Wednesday, February 17, 2010

Blog 5 JCP

Flash fiction is fiction of extreme brevity. As per standard fiction, flash fiction has the normal aspects of a including a protagonist, conflict, climax, complications and resolution. Where it differs is the length and detail. Although there is no cut off, flash fiction is typically under 100o words. To keep this length authors tend to leave out much descriptors, forcing the reader to look for what is implied by the actual words on the page.

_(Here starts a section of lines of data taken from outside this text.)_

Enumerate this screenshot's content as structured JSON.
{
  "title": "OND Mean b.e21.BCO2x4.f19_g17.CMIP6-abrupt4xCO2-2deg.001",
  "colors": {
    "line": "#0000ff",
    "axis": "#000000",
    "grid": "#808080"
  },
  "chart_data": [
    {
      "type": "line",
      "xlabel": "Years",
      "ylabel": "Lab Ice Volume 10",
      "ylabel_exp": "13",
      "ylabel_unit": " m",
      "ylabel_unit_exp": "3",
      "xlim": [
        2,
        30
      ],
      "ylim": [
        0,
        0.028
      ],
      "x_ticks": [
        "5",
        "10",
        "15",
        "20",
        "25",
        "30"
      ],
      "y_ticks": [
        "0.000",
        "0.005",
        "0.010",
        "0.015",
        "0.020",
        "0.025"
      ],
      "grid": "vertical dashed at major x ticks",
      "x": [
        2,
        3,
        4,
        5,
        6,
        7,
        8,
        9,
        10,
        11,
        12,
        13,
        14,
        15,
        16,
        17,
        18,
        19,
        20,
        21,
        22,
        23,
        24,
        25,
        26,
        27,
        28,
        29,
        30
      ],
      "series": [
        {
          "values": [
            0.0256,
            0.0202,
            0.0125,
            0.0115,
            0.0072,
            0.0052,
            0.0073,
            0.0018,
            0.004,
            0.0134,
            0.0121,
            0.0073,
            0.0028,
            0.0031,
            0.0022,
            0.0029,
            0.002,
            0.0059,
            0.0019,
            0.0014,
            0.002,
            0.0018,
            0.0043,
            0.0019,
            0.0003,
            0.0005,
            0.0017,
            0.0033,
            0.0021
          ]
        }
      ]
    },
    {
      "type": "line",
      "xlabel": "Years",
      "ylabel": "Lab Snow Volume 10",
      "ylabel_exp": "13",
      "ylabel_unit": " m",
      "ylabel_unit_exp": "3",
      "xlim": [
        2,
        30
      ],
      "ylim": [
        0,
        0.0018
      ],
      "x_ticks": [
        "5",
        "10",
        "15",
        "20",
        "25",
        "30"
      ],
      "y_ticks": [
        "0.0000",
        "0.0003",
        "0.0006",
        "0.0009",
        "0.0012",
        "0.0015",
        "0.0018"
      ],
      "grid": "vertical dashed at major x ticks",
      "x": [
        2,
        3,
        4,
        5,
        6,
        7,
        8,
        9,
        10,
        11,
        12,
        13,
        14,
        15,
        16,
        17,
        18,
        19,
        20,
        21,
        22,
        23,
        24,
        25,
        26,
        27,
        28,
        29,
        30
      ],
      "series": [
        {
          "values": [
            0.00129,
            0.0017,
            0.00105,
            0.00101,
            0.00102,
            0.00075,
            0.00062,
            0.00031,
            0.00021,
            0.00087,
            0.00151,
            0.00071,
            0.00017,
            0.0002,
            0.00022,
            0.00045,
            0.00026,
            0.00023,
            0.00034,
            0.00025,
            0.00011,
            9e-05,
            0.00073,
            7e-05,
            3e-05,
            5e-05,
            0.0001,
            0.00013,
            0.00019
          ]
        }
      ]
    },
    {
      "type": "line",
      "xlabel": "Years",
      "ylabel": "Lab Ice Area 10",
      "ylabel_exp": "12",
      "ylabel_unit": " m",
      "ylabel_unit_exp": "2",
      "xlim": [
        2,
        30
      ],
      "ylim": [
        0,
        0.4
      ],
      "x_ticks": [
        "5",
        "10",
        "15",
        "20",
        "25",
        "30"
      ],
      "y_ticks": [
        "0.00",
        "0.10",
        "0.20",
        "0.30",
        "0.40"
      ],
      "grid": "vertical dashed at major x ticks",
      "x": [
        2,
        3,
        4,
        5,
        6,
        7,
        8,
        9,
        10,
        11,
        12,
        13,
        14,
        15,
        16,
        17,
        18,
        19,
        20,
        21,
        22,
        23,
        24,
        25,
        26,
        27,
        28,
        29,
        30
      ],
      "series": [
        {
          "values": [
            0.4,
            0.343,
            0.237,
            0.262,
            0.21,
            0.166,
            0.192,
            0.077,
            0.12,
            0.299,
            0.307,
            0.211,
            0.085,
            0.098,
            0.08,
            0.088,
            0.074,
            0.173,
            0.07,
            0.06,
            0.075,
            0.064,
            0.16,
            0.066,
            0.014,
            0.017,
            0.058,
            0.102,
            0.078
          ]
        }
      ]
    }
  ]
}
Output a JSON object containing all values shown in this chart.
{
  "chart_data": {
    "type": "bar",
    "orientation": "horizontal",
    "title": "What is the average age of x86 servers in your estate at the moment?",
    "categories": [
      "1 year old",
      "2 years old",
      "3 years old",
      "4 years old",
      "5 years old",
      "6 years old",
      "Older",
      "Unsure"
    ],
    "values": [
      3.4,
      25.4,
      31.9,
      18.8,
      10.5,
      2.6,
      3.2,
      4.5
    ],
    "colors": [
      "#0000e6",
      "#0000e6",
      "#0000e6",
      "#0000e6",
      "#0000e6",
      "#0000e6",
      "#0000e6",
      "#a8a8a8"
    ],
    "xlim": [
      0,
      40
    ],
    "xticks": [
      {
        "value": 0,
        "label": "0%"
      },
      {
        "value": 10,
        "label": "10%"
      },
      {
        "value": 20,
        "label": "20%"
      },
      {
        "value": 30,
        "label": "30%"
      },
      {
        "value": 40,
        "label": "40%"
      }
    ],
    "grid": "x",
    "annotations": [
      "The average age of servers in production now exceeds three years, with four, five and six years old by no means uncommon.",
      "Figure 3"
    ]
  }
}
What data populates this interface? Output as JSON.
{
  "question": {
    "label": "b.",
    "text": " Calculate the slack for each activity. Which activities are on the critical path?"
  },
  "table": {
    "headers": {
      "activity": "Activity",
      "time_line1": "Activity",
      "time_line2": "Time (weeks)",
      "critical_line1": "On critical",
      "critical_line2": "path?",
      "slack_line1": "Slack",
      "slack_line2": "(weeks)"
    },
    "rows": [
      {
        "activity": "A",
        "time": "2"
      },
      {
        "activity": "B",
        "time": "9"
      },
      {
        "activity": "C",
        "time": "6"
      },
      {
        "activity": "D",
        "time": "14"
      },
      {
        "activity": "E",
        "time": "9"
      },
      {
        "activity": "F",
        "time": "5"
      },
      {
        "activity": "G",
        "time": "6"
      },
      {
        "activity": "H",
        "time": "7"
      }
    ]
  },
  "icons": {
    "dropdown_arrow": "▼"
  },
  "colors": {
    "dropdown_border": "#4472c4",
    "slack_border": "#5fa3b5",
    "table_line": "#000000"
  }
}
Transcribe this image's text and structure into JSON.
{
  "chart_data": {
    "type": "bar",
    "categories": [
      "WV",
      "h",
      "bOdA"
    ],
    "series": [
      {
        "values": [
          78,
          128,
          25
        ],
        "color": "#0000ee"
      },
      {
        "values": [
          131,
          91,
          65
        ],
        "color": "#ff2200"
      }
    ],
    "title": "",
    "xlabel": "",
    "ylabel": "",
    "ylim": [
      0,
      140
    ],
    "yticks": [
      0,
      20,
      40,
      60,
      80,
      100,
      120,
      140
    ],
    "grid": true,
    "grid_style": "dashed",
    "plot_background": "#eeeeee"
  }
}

Flash fiction was a perfect style for writing for Richard Currey's Fatal Light. It was so effective because flash fiction's abrupt to the point style is exactly what war is. War is not an elaborate descriptive story, it is blunt and harsh, fitting the concise style of flash fiction. Currey does not circle around the point of his stories, he is very direct with the reader to convey how soldiers saw and faced those events in Vietnam.

Currey's direct style allowed the reader to understand what he was describing, but then caused them to think about it themselves. Fore example chapter 12 was a mere two sentences describing seeing Vietnam for the first time as "pure green into pure blue, innocent, mysterious, dreaming into the sun" (29). There is far more to that line than the physical appearance of Vietnam, it also describes a soldier as they are first in country.

Another example of the effectiveness of flash fiction is the chapters that are just a post card message. Whether it be a letter to a girlfriend or the soldiers mother, the brevity of the text very representative of the soldiers emotions. All the soldiers had was a short post card or letter. They hung on to the value of every word, just each choice of wording is vastly important in this style of writing.